Tanputzu’s Grand Fugue- Wu Xing (Five Elements) is good evidence. To understand the essential meaning of the visual power imposed by the painter, one has to bring that work back to music. It is the same in the reverse way. However, the series of Grand Fugue - Wu Xing does not simply translates musical pieces into vision, but pictorially grasps musical experience in a more macroscopic way basing on philosophic thinking. He said, “The series of Grand Fugue- Wu Xing is the second part of The Move of God’s Will, the symphonic paintings which constitute of four movements. This piece and other three chapters, Aether, Degeneration and Eternality are all created in the framework of overture/fugue featuring mutual dependence and repulsion. They are painted with the form of yin and yang that corresponds to the characteristics of fugue.” He also stated: “Based on Gestalt carrying Bach’s equal temperament, the paintings employ the interaction of the cool and warm colors to epitomize all-dimensional universe and phenomena in all realms that awes humans.” In addition, the meanings conveyed in his article, The Art of Empire - a View on the Theme of “Grand Fugue: Symphonic Paintings”, will help us grasp his works. 
John Briggs, the contemporary life scientist in the 20th Century pointed out that, in Enlightenment-influenced science and culture of the past several hundred years, we always observe the world in an analytic, quantitative, symmetric and mechanic view, while chaos makes us appreciate the world with a method more closed to the artists’ way that exists for many thousand years. …..Scientists did not realize that it (chaos) is the most fundamental force of the cosmos until now. Briggs said that those words of ultimate truth, perfection and God are all rooted in this view: the universe is an integral entity. In that sense, The Divine Comedy by Dante is a grand poetic metaphor of the holy integral system. 
It is necessary for human beings to call for illuminations of those chosen men bearing glory, to face the long and corrupted world of the last phase before the Christ’s return. In order to accomplish again the salvation of human soul, we should primarily resort to the guide of art which is the language of the upper regions. While The Song of Chinese, Tanputzu’s another work clarifies the racial characteristics, the Grand Fugue - Wu Xing, as an incentive for human intelligence, aims to deliver a perception silently with the sparkling vitality of paintings to human beings.

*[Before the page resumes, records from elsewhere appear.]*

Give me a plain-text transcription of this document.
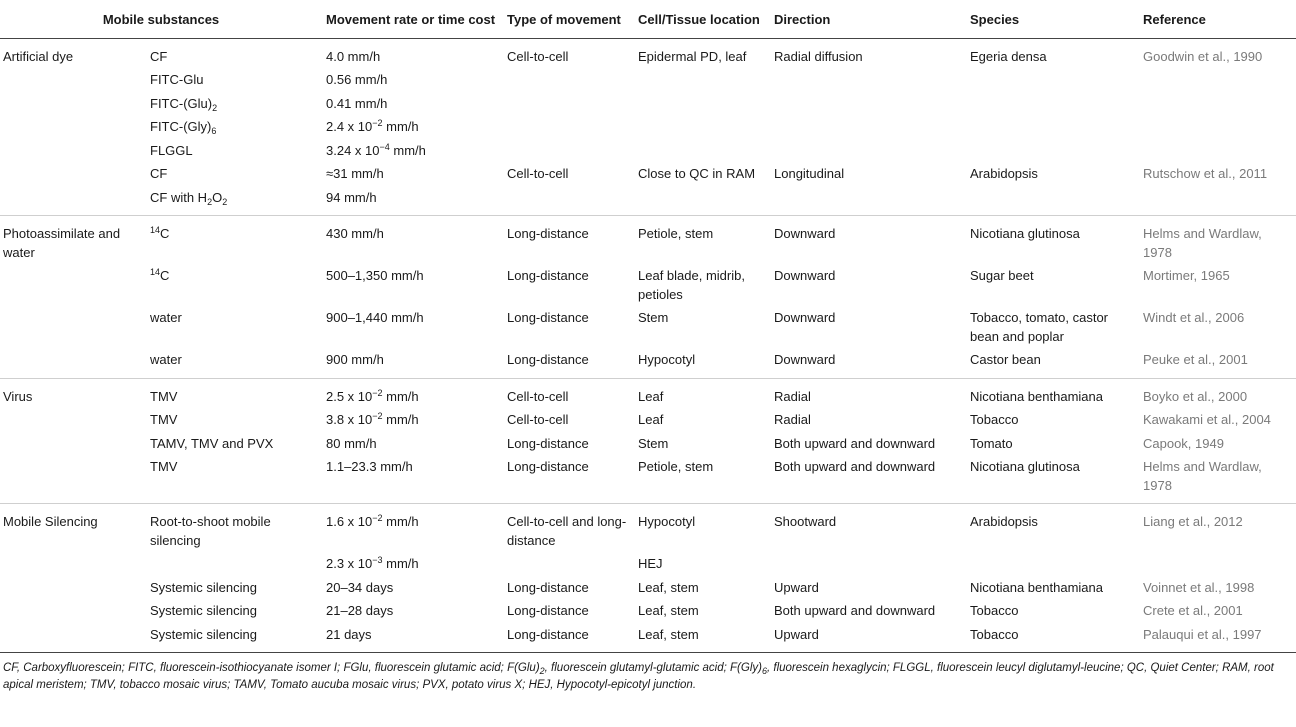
Mobile substances		Movement rate or time cost	Type of movement	Cell/Tissue location	Direction	Species	Reference
Artificial dye	CF	4.0 mm/h	Cell-to-cell	Epidermal PD, leaf	Radial diffusion	Egeria densa	Goodwin et al., 1990
	FITC-Glu	0.56 mm/h					
	FITC-$(Glu)_2$	0.41 mm/h					
	FITC-$(Gly)_6$	2.4 x $10^{-2}$ mm/h					
	FLGGL	3.24 x $10^{-4}$ mm/h					
	CF	≈31 mm/h	Cell-to-cell	Close to QC in RAM	Longitudinal	Arabidopsis	Rutschow et al., 2011
	CF with $H_2O_2$	94 mm/h					
Photoassimilate and water	$^{14}$C	430 mm/h	Long-distance	Petiole, stem	Downward	Nicotiana glutinosa	Helms and Wardlaw, 1978
	$^{14}$C	500–1,350 mm/h	Long-distance	Leaf blade, midrib, petioles	Downward	Sugar beet	Mortimer, 1965
	water	900–1,440 mm/h	Long-distance	Stem	Downward	Tobacco, tomato, castor bean and poplar	Windt et al., 2006
	water	900 mm/h	Long-distance	Hypocotyl	Downward	Castor bean	Peuke et al., 2001
Virus	TMV	2.5 x $10^{-2}$ mm/h	Cell-to-cell	Leaf	Radial	Nicotiana benthamiana	Boyko et al., 2000
	TMV	3.8 x $10^{-2}$ mm/h	Cell-to-cell	Leaf	Radial	Tobacco	Kawakami et al., 2004
	TAMV, TMV and PVX	80 mm/h	Long-distance	Stem	Both upward and downward	Tomato	Capook, 1949
	TMV	1.1–23.3 mm/h	Long-distance	Petiole, stem	Both upward and downward	Nicotiana glutinosa	Helms and Wardlaw, 1978
Mobile Silencing	Root-to-shoot mobile silencing	1.6 x $10^{-2}$ mm/h	Cell-to-cell and long-distance	Hypocotyl	Shootward	Arabidopsis	Liang et al., 2012
		2.3 x $10^{-3}$ mm/h		HEJ			
	Systemic silencing	20–34 days	Long-distance	Leaf, stem	Upward	Nicotiana benthamiana	Voinnet et al., 1998
	Systemic silencing	21–28 days	Long-distance	Leaf, stem	Both upward and downward	Tobacco	Crete et al., 2001
	Systemic silencing	21 days	Long-distance	Leaf, stem	Upward	Tobacco	Palauqui et al., 1997
CF, Carboxyfluorescein; FITC, fluorescein-isothiocyanate isomer I; FGlu, fluorescein glutamic acid; $F(Glu)_2$, fluorescein glutamyl-glutamic acid; $F(Gly)_6$, fluorescein hexaglycin; FLGGL, fluorescein leucyl diglutamyl-leucine; QC, Quiet Center; RAM, root apical meristem; TMV, tobacco mosaic virus; TAMV, Tomato aucuba mosaic virus; PVX, potato virus X; HEJ, Hypocotyl-epicotyl junction.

The message is that, there is one thing which is the universal truth and ultimate reason, supreme and immortal, eternally invariable and variously changing, solely and all-encompassing. There is nothing outside it and nothing is there without it; all things come from it, return to it and nothing returns to it; it is all things and it is not any thing. That is Tai Chi (the Grand Ultimate), which is perfectly presented in I (Change) - the mystical change (among the sky, the earth and men).
I hope that, through the strict selection of time, the series of the Grand Fugue - Wu Xing will match the commentary made on fugue by Briggs, the scientist mentioned before: “It seems that we are visioning the inner motion of life when listening respectfully to fugue. Like angles, artists open the gate towards infinite possibilities, self-reflection and mediation. Composed by Bach, the great master of music, the fugue becomes an organ that transfigures and transforms itself in self-repetition and reflection. It possesses harmony and conflict at the same time, not only subtly avoiding the practice of pursuing abstraction and musical notes, but also displaying to us the glory that surpasses images and symbols!”